The Senate is set to vote on Kevin Newsom’s confirmation to the 11th Circuit Court of Appeals today. With John K. Bush’s confirmation to the 6th Circuit Court of Appeals last week, the federal courts are gaining judges who are committed to upholding the rule of law and adhering to the Constitution. Despite Bush’s confirmation and Newsom’s upcoming vote, inaction towards two highly lauded and qualified candidates show that D.C. still prioritizes obstruction over good governance.
Senators are still impeding the nominations of Minnesota Supreme Court Justice David Stras and Michigan Supreme Court Justice Joan Larsen from even receiving a hearing after being nominated in early May. The reason? An archaic Senate rule known as the blue-slip. Elizabeth Slattery, Legal Fellow for the Heritage Foundation, explains this process and how it came to be:
“The use of blue slips developed out of the senatorial courtesy—the tradition that home-state senators will be consulted on selection of a nominee and may block objectionable nominees…This recognizes that home-state senators may be more familiar with the nominee and have better insights into the nominee’s suitability for the position.”
So, for a nominee to proceed to even receive a hearing, both senators from the nominee’s state must return their blue slips. Unfortunately, senators from Michigan and Minnesota have abused this procedural power and seem to ignore the praise from both the right and left for Stras and Larsen.
Take Justice Larsen, for example. The American Bar Association has awarded Justice Larsen with their highest rating and the dean of the University of Michigan Law School lauded her sound judgment and integrity while a member of the faculty.
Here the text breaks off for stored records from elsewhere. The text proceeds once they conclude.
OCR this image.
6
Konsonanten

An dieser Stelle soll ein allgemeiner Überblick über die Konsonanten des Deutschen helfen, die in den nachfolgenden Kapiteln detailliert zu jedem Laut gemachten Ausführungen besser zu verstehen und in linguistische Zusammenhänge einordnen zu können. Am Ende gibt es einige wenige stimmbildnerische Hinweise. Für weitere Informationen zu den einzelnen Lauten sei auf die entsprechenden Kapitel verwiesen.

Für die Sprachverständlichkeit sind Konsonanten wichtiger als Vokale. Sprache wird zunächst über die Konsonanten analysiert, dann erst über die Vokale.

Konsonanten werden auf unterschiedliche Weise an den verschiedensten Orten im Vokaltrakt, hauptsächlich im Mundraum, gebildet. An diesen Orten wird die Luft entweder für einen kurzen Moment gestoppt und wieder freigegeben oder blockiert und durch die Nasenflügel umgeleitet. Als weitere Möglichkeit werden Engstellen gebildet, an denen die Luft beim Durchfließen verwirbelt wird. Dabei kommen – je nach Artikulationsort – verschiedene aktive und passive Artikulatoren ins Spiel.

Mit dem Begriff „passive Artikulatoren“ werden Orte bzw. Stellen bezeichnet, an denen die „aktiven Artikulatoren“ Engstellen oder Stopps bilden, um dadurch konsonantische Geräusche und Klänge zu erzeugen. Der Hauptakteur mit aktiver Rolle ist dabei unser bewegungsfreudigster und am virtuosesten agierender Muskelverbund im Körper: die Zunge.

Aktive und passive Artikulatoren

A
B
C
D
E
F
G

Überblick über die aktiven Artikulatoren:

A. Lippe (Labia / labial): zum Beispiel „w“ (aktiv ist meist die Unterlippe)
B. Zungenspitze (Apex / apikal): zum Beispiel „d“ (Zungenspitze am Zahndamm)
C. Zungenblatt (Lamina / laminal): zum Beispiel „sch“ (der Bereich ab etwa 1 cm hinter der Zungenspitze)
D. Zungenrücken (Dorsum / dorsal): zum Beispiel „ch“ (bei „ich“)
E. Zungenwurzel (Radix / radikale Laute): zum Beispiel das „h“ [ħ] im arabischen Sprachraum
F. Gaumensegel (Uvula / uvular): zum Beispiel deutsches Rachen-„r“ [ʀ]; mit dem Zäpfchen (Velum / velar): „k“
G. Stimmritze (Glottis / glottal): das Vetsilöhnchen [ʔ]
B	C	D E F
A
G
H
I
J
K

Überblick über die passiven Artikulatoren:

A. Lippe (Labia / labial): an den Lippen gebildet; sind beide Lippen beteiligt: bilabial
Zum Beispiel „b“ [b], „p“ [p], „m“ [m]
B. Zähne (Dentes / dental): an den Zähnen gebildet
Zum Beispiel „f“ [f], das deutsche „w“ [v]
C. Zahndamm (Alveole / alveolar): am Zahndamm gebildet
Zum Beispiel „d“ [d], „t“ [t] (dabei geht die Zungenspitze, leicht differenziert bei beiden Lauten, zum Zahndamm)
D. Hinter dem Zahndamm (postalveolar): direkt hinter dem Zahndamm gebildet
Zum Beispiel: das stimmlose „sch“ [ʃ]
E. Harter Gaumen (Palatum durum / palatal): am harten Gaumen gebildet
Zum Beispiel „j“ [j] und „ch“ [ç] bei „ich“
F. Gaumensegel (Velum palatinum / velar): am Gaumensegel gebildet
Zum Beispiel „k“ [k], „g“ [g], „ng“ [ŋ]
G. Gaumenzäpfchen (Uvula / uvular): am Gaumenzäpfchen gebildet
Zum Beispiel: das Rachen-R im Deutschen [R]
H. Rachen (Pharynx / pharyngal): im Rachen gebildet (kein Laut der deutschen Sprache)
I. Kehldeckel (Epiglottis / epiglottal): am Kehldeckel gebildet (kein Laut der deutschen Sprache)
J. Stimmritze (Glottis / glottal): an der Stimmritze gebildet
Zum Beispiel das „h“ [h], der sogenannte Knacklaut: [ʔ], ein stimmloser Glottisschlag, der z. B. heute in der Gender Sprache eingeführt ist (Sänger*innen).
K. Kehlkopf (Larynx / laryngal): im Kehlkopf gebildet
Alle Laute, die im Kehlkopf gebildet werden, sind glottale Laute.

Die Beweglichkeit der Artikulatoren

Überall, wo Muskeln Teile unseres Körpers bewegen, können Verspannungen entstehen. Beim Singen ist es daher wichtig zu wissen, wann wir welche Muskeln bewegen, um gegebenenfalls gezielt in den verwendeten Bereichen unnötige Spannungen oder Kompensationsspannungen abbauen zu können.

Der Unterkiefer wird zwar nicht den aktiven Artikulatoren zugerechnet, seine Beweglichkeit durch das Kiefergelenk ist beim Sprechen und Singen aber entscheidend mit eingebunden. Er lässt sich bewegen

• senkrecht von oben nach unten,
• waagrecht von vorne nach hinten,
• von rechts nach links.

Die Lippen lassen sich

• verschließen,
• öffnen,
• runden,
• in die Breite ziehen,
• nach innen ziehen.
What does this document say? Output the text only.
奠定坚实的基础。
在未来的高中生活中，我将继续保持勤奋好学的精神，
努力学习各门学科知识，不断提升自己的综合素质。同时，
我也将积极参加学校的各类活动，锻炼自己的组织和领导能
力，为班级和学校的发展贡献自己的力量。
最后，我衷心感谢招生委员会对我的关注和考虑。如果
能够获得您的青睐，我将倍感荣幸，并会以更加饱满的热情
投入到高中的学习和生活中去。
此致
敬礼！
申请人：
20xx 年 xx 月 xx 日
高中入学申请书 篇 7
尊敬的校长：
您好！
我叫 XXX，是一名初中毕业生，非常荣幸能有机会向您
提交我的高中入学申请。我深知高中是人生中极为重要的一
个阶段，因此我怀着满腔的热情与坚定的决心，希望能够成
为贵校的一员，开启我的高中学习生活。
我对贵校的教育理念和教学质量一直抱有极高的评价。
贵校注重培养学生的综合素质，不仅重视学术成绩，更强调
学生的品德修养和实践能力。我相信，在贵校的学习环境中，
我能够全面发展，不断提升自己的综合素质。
If that doesn’t suffice Senators Peters and Stabenow, Michigan Supreme Court Chief Justice Stephen Markman said Larsen will be missed by her colleagues with her “lifetime dedicated to legal scholarship, regard for our Constitution and abiding respect for the rule of law.”
As to why such a qualified nominee is not being permitted to move forward in the confirmation process, the Michigan senators released a joint statement claiming they were “listening to public input” and are in the process of reviewing their record to ensure their state “is served by highly qualified, fair and impartial judges.” Although the Senators have now been reported to have scheduled a meeting with Larsen, there is still no indication that they will return their blue slips.
Another qualified nominee, Justice Stras, received praise for his “outstanding qualifications” and temperament from his liberal colleagues on the Minnesota Supreme Court, but still faces no path forward to confirmation. Although Sen. Franken commended Stras for being a “committed public servant whose tenure as a professor…underscores how much he cares about the law,” he will not turn his blue slip in due to the Trump Administration’s “selection process.” This is a perfect example of how the blue slip enables Senators to play partisan politics under the guise of upholding tradition.
It’s time to end this procedural rule that has been abused and become obsolete. The Circuit Court of Appeals serves several states. There is no reason why one or two partisan senators can deny accomplished, competent nominees from serving on the federal court–depriving other states of highly-qualified judges. If the culture of D.C. is to truly change, these arcane rules in the Senate need to be eliminated.